Algumas cidades latino-americanas também não ficaram para trás: em capitais como Cidade do México e Bogotá, monumentos foram removidos ou foram feitas alterações para contextualizar os significados.
Nos Estados Unidos, Colombo superou até os fundadores do país em monumentos, e hoje o almirante ainda ocupa o terceiro lugar em figuras erguidas em pedestais em todo o país.
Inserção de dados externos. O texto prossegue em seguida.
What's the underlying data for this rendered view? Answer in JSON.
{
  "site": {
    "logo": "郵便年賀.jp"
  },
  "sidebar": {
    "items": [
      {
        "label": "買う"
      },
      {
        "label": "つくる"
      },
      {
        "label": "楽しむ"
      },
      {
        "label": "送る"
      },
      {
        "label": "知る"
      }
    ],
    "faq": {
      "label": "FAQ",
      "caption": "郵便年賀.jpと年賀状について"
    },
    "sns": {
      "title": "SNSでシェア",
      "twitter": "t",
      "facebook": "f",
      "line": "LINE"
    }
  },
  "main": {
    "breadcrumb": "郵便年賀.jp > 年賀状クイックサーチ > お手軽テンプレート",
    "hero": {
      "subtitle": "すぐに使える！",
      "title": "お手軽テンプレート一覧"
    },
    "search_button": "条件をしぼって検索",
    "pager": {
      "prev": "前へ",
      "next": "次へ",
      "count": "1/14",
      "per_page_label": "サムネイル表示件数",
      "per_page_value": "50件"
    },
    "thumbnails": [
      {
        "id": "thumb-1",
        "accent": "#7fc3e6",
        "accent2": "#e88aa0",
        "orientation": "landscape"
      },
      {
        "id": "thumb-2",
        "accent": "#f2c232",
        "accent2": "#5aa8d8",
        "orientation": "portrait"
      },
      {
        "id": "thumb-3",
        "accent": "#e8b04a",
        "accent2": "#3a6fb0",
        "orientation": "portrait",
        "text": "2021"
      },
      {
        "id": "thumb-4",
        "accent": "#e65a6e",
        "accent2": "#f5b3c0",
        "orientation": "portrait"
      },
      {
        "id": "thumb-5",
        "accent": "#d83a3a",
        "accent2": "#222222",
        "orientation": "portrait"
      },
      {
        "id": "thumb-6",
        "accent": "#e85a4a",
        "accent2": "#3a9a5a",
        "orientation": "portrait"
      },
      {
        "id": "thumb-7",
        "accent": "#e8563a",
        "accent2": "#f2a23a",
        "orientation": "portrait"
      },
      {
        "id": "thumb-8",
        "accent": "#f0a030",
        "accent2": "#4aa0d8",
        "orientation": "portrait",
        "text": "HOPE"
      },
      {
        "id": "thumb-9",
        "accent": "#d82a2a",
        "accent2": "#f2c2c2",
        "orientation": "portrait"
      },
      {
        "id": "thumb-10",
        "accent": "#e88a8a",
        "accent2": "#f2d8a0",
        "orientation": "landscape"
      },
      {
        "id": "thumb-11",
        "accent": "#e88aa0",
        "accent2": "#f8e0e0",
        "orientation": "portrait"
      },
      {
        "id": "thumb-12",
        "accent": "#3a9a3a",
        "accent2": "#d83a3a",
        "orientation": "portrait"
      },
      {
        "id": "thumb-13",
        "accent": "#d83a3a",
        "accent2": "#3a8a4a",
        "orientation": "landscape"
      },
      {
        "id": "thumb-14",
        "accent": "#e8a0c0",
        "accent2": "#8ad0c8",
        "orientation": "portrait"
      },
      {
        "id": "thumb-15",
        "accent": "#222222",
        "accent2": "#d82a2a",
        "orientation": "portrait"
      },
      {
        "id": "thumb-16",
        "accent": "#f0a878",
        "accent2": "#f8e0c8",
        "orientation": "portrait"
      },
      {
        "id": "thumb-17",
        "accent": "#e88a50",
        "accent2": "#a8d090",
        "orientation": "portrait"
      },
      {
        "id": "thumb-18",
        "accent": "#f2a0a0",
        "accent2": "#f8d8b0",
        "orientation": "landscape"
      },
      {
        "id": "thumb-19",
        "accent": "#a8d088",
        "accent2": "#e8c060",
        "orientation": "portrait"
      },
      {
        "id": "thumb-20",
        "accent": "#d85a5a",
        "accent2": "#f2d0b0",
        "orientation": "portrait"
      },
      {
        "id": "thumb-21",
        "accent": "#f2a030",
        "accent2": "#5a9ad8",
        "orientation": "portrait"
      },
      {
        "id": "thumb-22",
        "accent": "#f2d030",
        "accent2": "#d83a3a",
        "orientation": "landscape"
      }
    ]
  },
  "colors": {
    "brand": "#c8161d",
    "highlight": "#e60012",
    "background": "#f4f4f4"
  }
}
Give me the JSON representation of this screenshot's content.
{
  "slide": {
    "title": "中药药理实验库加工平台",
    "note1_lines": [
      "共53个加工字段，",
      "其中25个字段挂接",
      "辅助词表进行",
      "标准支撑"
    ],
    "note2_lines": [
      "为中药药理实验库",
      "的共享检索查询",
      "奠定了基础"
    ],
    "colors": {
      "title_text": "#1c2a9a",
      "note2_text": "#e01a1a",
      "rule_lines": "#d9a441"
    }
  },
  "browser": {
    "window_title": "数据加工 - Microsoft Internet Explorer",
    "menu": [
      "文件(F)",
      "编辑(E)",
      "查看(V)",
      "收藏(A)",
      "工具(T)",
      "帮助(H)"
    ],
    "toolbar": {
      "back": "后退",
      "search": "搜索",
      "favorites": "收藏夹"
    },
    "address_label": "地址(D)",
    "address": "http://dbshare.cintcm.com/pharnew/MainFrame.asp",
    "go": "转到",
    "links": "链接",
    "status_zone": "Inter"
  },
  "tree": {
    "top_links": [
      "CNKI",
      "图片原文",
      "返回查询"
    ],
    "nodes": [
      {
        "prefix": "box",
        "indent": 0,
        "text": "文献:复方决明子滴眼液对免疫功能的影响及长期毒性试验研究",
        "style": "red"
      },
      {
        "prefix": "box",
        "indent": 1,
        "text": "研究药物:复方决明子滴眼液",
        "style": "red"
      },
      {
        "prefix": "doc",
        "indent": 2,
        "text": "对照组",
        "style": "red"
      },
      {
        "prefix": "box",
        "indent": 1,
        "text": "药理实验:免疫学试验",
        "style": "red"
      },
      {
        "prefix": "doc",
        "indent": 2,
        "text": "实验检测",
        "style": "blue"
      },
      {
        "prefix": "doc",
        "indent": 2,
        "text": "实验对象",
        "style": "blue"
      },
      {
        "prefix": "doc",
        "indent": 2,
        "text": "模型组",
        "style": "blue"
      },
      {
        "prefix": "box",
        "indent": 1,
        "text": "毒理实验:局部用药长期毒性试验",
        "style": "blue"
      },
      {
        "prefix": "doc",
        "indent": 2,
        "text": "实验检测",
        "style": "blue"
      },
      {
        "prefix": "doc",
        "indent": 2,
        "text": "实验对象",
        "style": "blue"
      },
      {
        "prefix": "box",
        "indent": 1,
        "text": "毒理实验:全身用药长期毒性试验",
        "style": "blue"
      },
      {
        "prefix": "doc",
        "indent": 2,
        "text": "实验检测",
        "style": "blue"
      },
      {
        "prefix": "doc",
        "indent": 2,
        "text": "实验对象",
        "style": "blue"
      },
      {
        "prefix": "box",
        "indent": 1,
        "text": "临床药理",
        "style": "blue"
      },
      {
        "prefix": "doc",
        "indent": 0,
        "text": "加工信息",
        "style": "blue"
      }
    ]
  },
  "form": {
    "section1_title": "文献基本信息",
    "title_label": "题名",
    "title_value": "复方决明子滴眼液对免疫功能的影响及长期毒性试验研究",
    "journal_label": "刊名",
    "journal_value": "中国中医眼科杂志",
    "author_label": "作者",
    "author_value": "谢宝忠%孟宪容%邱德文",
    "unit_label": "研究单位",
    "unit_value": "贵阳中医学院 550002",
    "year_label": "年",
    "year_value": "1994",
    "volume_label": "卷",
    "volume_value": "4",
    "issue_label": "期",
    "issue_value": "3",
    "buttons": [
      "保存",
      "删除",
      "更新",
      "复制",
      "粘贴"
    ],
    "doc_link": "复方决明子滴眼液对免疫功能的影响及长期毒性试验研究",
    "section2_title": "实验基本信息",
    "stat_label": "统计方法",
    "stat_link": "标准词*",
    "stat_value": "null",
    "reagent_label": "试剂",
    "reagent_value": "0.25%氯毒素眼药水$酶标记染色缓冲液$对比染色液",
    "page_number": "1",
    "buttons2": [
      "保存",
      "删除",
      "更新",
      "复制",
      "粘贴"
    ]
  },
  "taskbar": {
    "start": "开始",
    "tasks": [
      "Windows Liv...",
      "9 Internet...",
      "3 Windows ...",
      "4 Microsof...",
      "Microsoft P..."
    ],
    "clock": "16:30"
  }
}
Os Estados Unidos ainda têm 149 monumentos em pé, de acordo com o Monument Lab e a Fundação Andrew W. Mellon, com Abraham Lincoln em primeiro lugar com 193, e George Washington com 171.

- Quando e por que Colombo adquiriu tanta relevância nos EUA e na América Latina?
O historiador Héctor Lindo, professor emérito da Universidade Fordham, em Nova York, explica à Voz da América que o engrandecimento de Cristóvão Colombo no continente ocorreu de duas maneiras.
Nos Estados Unidos ganha destaque ao comemorar o quarto centenário da chamada “Descoberta da América”, que atualmente é reconhecida como “O encontro” das culturas pré-hispânicas com o mundo europeu, com Colombo e suas viagens.
Mas por trás do crescente interesse dos Estados Unidos em glorificar o feito de Colombo e elevá-lo a pedestais, a diáspora ítalo-americana esteve muito envolvida, tentando alcançar notoriedade medindo as contribuições da Itália no Novo Mundo.
“Quem mais se interessou foram as comunidades italianas; Eles identificaram Cristóvão Colombo como italiano numa época em que aquela comunidade era marginalizada e precisavam mostrar à população dos Estados Unidos que a Itália contribuiu muito”, explica Lindo.
Na América Latina, o impulso à figura de Colombo veio mais tarde, devido a um acontecimento traumático para o reino espanhol, já em declínio, quando perdeu a guerra com os Estados Unidos em 1898, na qual Cuba, as ilhas Filipinas, Porto Rico e outros territórios foram removidos do seu domínio.
Segundo Lindo, a Espanha começou no início do século XX a promover o associativismo na região latino-americana - que via como uma esfera de influência - devido à sua identificação com a hispanicidade, o que mais tarde levaria ao reconhecimento do dia 12 de outubro como o Dia de Colombo.
“Dar relevância à relação da Espanha com os países latino-americanos foi contrariar o declínio espanhol após a Guerra Hispano-Americana, que foi um trauma tremendo e um pouco para recuperar a sua presença internacional na América Latina”, explica o historiador.
O plano teve muito eco nos países latino-americanos, que viam com medo a nascente potência do Norte “por causa da agressividade anglo-saxónica” após a guerra em Cuba. Mais tarde, com a intervenção dos EUA no Panamá, a ocupação do Haiti e as tentativas de dominar a Nicarágua, “um movimento começou a identificar-se com o hispanismo e com o papel de cristianização que a Espanha tinha desempenhado”.
- O que levou à reflexão da data?
Os movimentos sociais pelo reconhecimento das minorias e dos direitos civis cresceram ao longo do século XX, tendo um ponto de viragem na década de 1960, o que levou a discussões mais amplas sobre grupos que foram marginalizados como efeitos da colonização que se seguiu às viagens de Colombo.
Entre estes, destacam-se o passado de escravidão da comunidade afro-americana nos Estados Unidos e a desapropriação dos povos indígenas na América Latina, mesmo quando em alguns países da região as populações constituem, até hoje, a maioria em casos como Guatemala, Peru, Bolívia, entre outros.
Isto levou historiadores como David M. Perry a considerar a questão de reavaliar a celebração da data, que nos Estados Unidos foi instituída em 1898, embora só em 1937 tenha sido acrescentada aos feriados a nível federal.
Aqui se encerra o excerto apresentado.